Education | Wordly Wisdom
135 days. That's how many I have left in formal education - notice the formal - I am told that you never stop learning - and after ten and a half years of playing with lego, playing on photoshop and now playing with plastic brains, I think I know a thing or two. Here's my very own wordly wisdom about education:
1. Secondary school is probably the worst thing you will ever experience - no one know who they are yet, so whilst the popular kids fight with the emos - or whatever you crazy kids have now - it's all just because of the narrow minded and stereotypical view of pigeon holing the world. It's all very High School Musial of me, but you can be more than one clique, really.
2. Whoever made up the rule "you're only allowed one best friend" clearly only had one friend. You may not understand that now but will when you're older but for now, whether you have one friend or twenty - don't compromise.

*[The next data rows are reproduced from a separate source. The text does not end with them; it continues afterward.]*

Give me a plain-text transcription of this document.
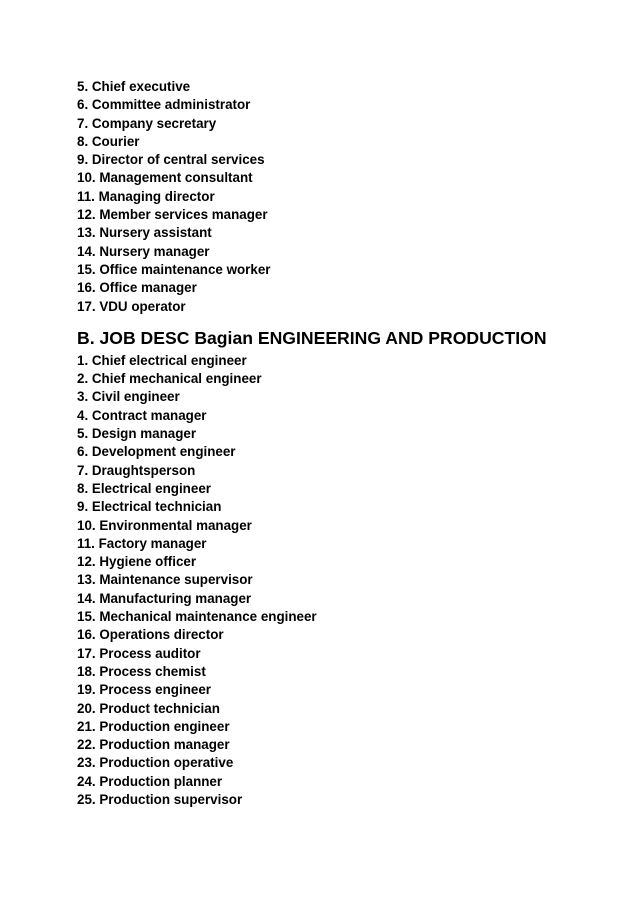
5. Chief executive
6. Committee administrator
7. Company secretary
8. Courier
9. Director of central services
10. Management consultant
11. Managing director
12. Member services manager
13. Nursery assistant
14. Nursery manager
15. Office maintenance worker
16. Office manager
17. VDU operator
B. JOB DESC Bagian ENGINEERING AND PRODUCTION
1. Chief electrical engineer
2. Chief mechanical engineer
3. Civil engineer
4. Contract manager
5. Design manager
6. Development engineer
7. Draughtsperson
8. Electrical engineer
9. Electrical technician
10. Environmental manager
11. Factory manager
12. Hygiene officer
13. Maintenance supervisor
14. Manufacturing manager
15. Mechanical maintenance engineer
16. Operations director
17. Process auditor
18. Process chemist
19. Process engineer
20. Product technician
21. Production engineer
22. Production manager
23. Production operative
24. Production planner
25. Production supervisor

3. Don't listen to other people, listen to your teachers. As a young Hermione Grainger-type at school I understood this completely but to give you a taste of what could have happened if I'd followed along with everything I'd been told: self pierced belly button at twelve, ride in a police car at fourteen, stomach pumped at fifteen, several hundred boyfriends in between. Instead? I probably read a library's worth of books and avoided any remotely romantic encounter until I was sixteen. I was a hoot.

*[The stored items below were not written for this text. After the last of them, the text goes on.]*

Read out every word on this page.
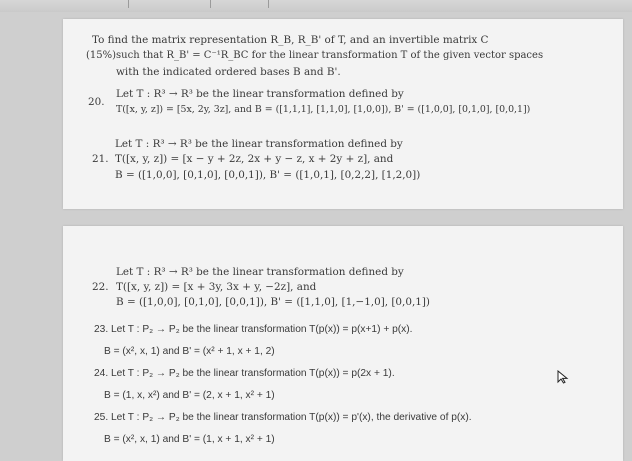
To find the matrix representation R_B, R_B' of T, and an invertible matrix C
(15%)such that R_B' = C⁻¹R_BC for the linear transformation T of the given vector spaces
with the indicated ordered bases B and B'.
20.
Let T : R³ → R³ be the linear transformation defined by
T([x, y, z]) = [5x, 2y, 3z], and B = ([1,1,1], [1,1,0], [1,0,0]), B' = ([1,0,0], [0,1,0], [0,0,1])
Let T : R³ → R³ be the linear transformation defined by
21. T([x, y, z]) = [x − y + 2z, 2x + y − z, x + 2y + z], and
B = ([1,0,0], [0,1,0], [0,0,1]), B' = ([1,0,1], [0,2,2], [1,2,0])
Let T : R³ → R³ be the linear transformation defined by
22. T([x, y, z]) = [x + 3y, 3x + y, −2z], and
B = ([1,0,0], [0,1,0], [0,0,1]), B' = ([1,1,0], [1,−1,0], [0,0,1])
23. Let T : P₂ → P₂ be the linear transformation T(p(x)) = p(x+1) + p(x).
B = (x², x, 1) and B' = (x² + 1, x + 1, 2)
24. Let T : P₂ → P₂ be the linear transformation T(p(x)) = p(2x + 1).
B = (1, x, x²) and B' = (2, x + 1, x² + 1)
25. Let T : P₂ → P₂ be the linear transformation T(p(x)) = p'(x), the derivative of p(x).
B = (x², x, 1) and B' = (1, x + 1, x² + 1)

4. Your oldest friends will be some of your best friends. If I were to look at the people I hold nearest and dearest, a good forty percent of them I've known for ten or more years. I suck at maintaining friendships, but don't we all? Life just sort of takes over sometimes and before you know it you look back and months have passed. But I know I can always pick up the phone and call any one of them at any time for any reason - no questions asked.
5. Because I feel I should end on a good number: be silly, make mistakes. The non-permanent and certainly not a tattoo kind or mistakes. Else you're going to have no stories to tell your very own "little horror" when they grow up. What you think is the most mortifying moment of your entire existent may just turn into an anecdote in a few years time.